SWINESHEAD 2: THE MANWARINGS

TF 254420

 

The earthwork known as Manwarings is situated one kilometre to the north-east of the present village of Swineshead in the hamlet of Baythorpe (Fig 35). Antiquarians have interpreted it as a Danish encampment, but it is clearly a motte and bailey castle, and it seems to have been built by the principal lord of the vill (1). Swineshead is not mentioned by name in Domesday Book, but four lords held land in Drayton which is situated in its parish, and it is thus possible that the settlement is represented by one or more of their estates (2). However, it is more likely that the land was omitted, for from the early twelfth century the largest fee in Swineshead belonged to the honour of Lancaster which is not fully represented in the Domesday account of Lincolnshire (3). The earliest known tenant was Robert de Gresley, who founded Swineshead Abbey in 1134 or 1148, and it was probably he or his son Albert who built the castle (4). The first reference, however, occurs with the latter's death in 1186 when a sum of 48 shillings was allowed to the farmers of his estates during the minority of his son Robert 'for the repair of the houses of the castles of Manchester and Swineshead' (5). The castle is again referred to in 1216 with the notice of the constable of Swineshead, and it was apparently of some eminence, for somewhat later, with Lincoln, Sleaford, Bourne, Stamford, and Bytham, it was one of only six Lincolnshire castles noted in Gervase of Canterbury's Mappa Mundi (6). Thereafter no reference to the structure has been found, but, whether demilitarised or not, it no doubt continued to be the capital messuage of the fee. The descent of the manor can be traced into the modern period and was latterly known as 'the Manor of the Moor' (7). It is not clear when the Manwarings site was abandoned.

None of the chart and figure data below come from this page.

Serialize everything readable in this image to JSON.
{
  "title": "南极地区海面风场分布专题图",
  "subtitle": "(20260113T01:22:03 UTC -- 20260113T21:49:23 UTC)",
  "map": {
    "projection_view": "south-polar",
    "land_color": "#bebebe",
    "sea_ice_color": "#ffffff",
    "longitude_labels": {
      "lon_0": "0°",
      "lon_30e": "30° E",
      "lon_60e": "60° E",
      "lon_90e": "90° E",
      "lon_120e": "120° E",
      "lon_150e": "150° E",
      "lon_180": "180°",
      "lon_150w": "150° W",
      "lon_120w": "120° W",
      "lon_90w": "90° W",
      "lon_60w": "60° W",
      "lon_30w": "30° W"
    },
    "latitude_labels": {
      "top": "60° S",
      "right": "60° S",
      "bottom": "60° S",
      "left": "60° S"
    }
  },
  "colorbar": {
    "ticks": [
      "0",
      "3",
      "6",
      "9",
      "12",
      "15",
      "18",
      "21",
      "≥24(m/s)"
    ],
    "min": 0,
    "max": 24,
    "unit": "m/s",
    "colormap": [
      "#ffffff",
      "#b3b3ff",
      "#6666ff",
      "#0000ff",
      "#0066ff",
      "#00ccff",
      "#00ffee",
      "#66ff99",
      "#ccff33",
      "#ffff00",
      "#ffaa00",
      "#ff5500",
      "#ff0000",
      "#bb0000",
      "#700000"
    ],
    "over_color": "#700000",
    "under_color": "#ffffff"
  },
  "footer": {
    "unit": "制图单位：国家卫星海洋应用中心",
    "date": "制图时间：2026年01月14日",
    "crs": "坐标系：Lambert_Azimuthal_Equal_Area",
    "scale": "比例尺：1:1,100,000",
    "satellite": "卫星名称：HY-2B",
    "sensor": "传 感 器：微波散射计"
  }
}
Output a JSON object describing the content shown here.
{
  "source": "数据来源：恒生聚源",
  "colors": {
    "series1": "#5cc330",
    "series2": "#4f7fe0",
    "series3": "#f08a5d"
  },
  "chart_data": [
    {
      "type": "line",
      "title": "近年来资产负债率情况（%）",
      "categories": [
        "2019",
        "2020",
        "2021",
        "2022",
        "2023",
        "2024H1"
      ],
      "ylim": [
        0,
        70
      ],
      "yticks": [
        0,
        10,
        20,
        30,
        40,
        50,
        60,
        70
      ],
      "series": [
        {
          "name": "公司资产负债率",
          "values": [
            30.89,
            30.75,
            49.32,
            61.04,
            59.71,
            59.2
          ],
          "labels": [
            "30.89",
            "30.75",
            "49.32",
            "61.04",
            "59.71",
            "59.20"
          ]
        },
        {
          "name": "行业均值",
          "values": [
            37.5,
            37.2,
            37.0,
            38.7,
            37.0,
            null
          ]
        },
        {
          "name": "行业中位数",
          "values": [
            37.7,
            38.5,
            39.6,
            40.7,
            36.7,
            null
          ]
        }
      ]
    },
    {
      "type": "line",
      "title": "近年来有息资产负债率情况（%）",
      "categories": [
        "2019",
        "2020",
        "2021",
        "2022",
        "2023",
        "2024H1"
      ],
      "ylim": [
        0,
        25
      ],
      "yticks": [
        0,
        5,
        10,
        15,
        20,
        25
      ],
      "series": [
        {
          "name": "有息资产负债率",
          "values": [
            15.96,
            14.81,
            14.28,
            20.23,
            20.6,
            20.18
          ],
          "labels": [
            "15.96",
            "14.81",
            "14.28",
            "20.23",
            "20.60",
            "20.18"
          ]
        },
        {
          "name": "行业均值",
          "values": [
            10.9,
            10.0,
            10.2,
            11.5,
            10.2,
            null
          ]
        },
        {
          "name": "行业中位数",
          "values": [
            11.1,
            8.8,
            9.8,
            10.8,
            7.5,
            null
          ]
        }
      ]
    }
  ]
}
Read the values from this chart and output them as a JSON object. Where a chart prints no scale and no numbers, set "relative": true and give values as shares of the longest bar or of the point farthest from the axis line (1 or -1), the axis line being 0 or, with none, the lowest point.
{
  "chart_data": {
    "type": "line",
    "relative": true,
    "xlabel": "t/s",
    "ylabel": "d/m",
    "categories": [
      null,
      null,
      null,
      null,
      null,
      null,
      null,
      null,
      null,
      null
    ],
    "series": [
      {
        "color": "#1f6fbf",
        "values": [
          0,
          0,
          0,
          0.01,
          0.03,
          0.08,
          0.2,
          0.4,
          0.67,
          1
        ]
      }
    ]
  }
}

          Aerial photographs (8) show a complex arrangement of ditches around the site, few of which now survive. They include a trackway leading towards the abbey, located about half a kilometre to the south-east. The earthwork when visited is impressive, even in its present overgrown state. A double moat surrounds the central mound with what Marrat described as 'a carriage drive' in between the ditches (Fig 48). The actual width is about three metres. Periodically the circular central platform, an area of approximately 1740 square metres and standing 1.8 metres above the common level of the surrounding fields, has been cultivated and even dug into by the Home Guard in World War Two to construct brick-lined shelters or stores. The inner moat is 15 to 17 metres wide and goes to a depth of 1.6 metres below the surrounding land level; the outer one is only seven to ten metres wide and 1.7 metres deep. The area between the moats is approximately 2900 square metres. A narrower five metre wide drainage ditch parallel to the western side may not be part of the original earthworks; it is 2.5 metres deep and well maintained. On the west side an earthen bridge now provides access to the centre of the site, but there is no evidence that it is part of the original system.

          Medieval pottery has been collected in the fields east of the site on a number of occasions, and includes thirteenth and fourteenth century material from local sources as well as from other counties and from the continent. A piece of stained and painted medieval window glass has also been found, and fragments of glazed medieval roof tile, products which suggest a site of some standing.

 

1.       Marrat i, 170; D. J. Carthcart King, Castellarium Anglicanum, London 1983, 263; Pevsner, Lincs, 690. The idea of a Danish camp may have been inspired by Ingulph's purple account of local involvement in the 870 campaign (Ingulph's Chronicle of the Abbey of Crowland with the Continuation of Peter of Blois and Anonymous Writers, trans H. T. Riley, London 1856, 40ff).

 

2.       Lincs DB, 11/6; 12/58-60; 57/56; 67/18.

 

3.       The estates in Elloe Wapentake that belonged to the honour of Lancaster in the twelfth century were enrolled in the king's breve in Domesday Book. However, they seem to have formerly belonged to Roger of Poitou who forfeited his honour during the course of the Great Inquest (LAO, Longley 7, Elloe Wapentake). A three inch space after the account of Fleet suggests that more were to follow, but were never enrolled. Later geld quotas in Kirton Wapentake exceed the Domesday carucage, and so it is likely that Swineshead was one of the estates omitted (CIM ii, 522).

 

4.       Mon Ang, v, 337.

 

5.       Pipe Roll 32 Henry II, 81.

 

6.       Rot Lit Claus i, 264; The Historical Works of Gervase of Canterbury ii, ed. W. Stubbs, Rolls Series 73, London 1880, 430.

 

7.       W.D.Sweeting, 'The Manor of the Moor, Swineshead', Fenland Notes and Queries iii, (1895-7), 25-8. 42-5; 76-8. 223-4.

 

8.       R. H. Healey, 'Moated Sites in South Lincolnshire', South Lincolnshire Archaeology 1, Stamford 1977, 28 ; CCAP, BAF 64.